I think the people I admire most are my friends. They're the people who actually inspire me. There are many big artists I admire, but I don't see them or talk to them everyday. My friends and peers and artists that I am working with have the biggest impact on me because they push me, or I get their advice.
What do you think smartphone photography has done to the practice?
I think it's only advanced it. People can report what they're seeing immediately, especially if it's a major event or catastrophe. People can immediately see what's happening, for better or worse. Even though there are many, many more images now, it's only a good thing. [In art], there's no rules.
What was the best bit of advice that you were ever given?
Maybe "make work that you care about," or "make work that's about you." There are so many things, but directly related to art, I think that it's important to be making stuff that is about you or reveals something about you.
What do you listen to when you're editing?
I really like '90s alt music. I've really been into Nine Inch Nails recently. Stuff like Hole. I like The Cure a lot, I like the Replacements – I'm probably going to miss like 1,000 others. I like Echo and the Bunnymen a lot. I also listen to country, some rap. It depends on the season, but for the fall it's post-punk, grungy alt-rock, some electronic stuff, and some New Wave.
Some of your work is reminiscent of rock album photographer Storm Thorgerson. Was cover art ever an influence on your work?
I think music had a huge impact on anyone growing up when we did, even the album art. Album art is the big influence on my life in general, not directly relating to my work. It doesn't exist as much now; it's still there, you can see it on your phone and on iTunes.
Is there an album cover that stands out as particularly inspiring to you?
There's too much of a range for me to identify one thing.

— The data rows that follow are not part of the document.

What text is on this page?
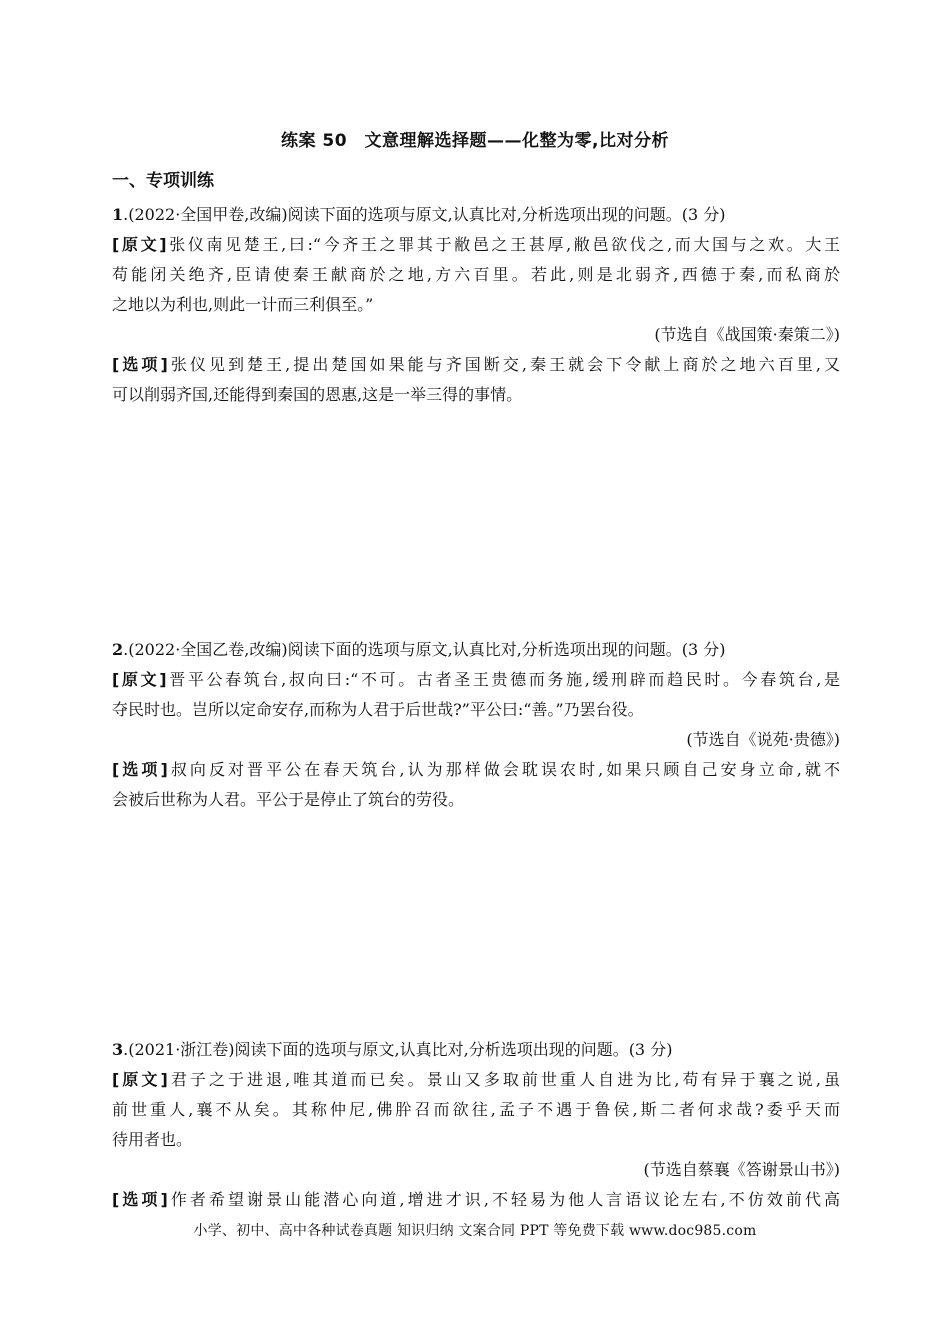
练案 50　文意理解选择题——化整为零,比对分析
一、专项训练
1.(2022·全国甲卷,改编)阅读下面的选项与原文,认真比对,分析选项出现的问题。(3 分)
[原文]张仪南见楚王,曰:“今齐王之罪其于敝邑之王甚厚,敝邑欲伐之,而大国与之欢。大王
苟能闭关绝齐,臣请使秦王献商於之地,方六百里。若此,则是北弱齐,西德于秦,而私商於
之地以为利也,则此一计而三利俱至。”
(节选自《战国策·秦策二》)
[选项]张仪见到楚王,提出楚国如果能与齐国断交,秦王就会下令献上商於之地六百里,又
可以削弱齐国,还能得到秦国的恩惠,这是一举三得的事情。
2.(2022·全国乙卷,改编)阅读下面的选项与原文,认真比对,分析选项出现的问题。(3 分)
[原文]晋平公春筑台,叔向曰:“不可。古者圣王贵德而务施,缓刑辟而趋民时。今春筑台,是
夺民时也。岂所以定命安存,而称为人君于后世哉?”平公曰:“善。”乃罢台役。
(节选自《说苑·贵德》)
[选项]叔向反对晋平公在春天筑台,认为那样做会耽误农时,如果只顾自己安身立命,就不
会被后世称为人君。平公于是停止了筑台的劳役。
3.(2021·浙江卷)阅读下面的选项与原文,认真比对,分析选项出现的问题。(3 分)
[原文]君子之于进退,唯其道而已矣。景山又多取前世重人自进为比,苟有异于襄之说,虽
前世重人,襄不从矣。其称仲尼,佛肸召而欲往,孟子不遇于鲁侯,斯二者何求哉?委乎天而
待用者也。
(节选自蔡襄《答谢景山书》)
[选项]作者希望谢景山能潜心向道,增进才识,不轻易为他人言语议论左右,不仿效前代高
小学、初中、高中各种试卷真题 知识归纳 文案合同 PPT 等免费下载 www.doc985.com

There are really stupid album covers – for some reason I'm always thinking about Butthole Surfers' Electric Larryland. It's a really '90s cover. It's got a pencil jammed in an ear. Something about that one is funny to me.
Several of your photographs feature either people with bruises and scratches, or are stills of trash. What draws you to these traditionally unpleasant subjects?
I basically photograph things now – objects, especially – that, for some reason, I'm drawn to. I'll just start thinking about an object: it could be a watermelon, spark plugs, a tire. For some reason, it relates to me or my life. It means something to me that is important or that I want to deal with, so I look for objects and things that would reveal something about myself. It's almost transformed when you photograph it. It has a new meaning.
Filmmakers like David Lynch were an inspiration for your collection “The Odds of Being Born,” and your photos definitely share a visual depth and surreal quality with his work. Are you thinking narratively when you’re working on a project like that?
At the beginning, no, but I am thinking about the potential for narrative. For that project in particular, it was a year-long process of shooting, so while we're working we start thinking about what the story could be. We still don't know until pretty much the end, through editing. In the beginning, we have almost no clue – we just have an interest in a particular place or people or thing. You start building on that, and then, eventually, you piece things together.
Masculinity is a common theme in your work. How has photography changed the way you think about that?
It's helped me understand there's no singular definition of masculinity – it's really fluid and isn't one thing. There's no 'right' definition. What we thought it 50, 60, or 100 years ago is wrong. What I've inherited from my father, as far as expectations of being a man, is something that I'm interested in. It's almost like an artist's statement in my head. I think it's helped me gain a better understanding of what masculinity is and how I've been expected to perform.
I don't exactly know what masculinity means to me, it feels like I'm discovering it [for the first time]. It's not what I thought it was, so I feel like I'm searching for a new definition. I have conflicted views about masculinity, because, in a way, I've rejected the way my father is and the way his father was. I've rejected it for a long time, and now I'm starting to open up to certain ideas, or at least be okay with them.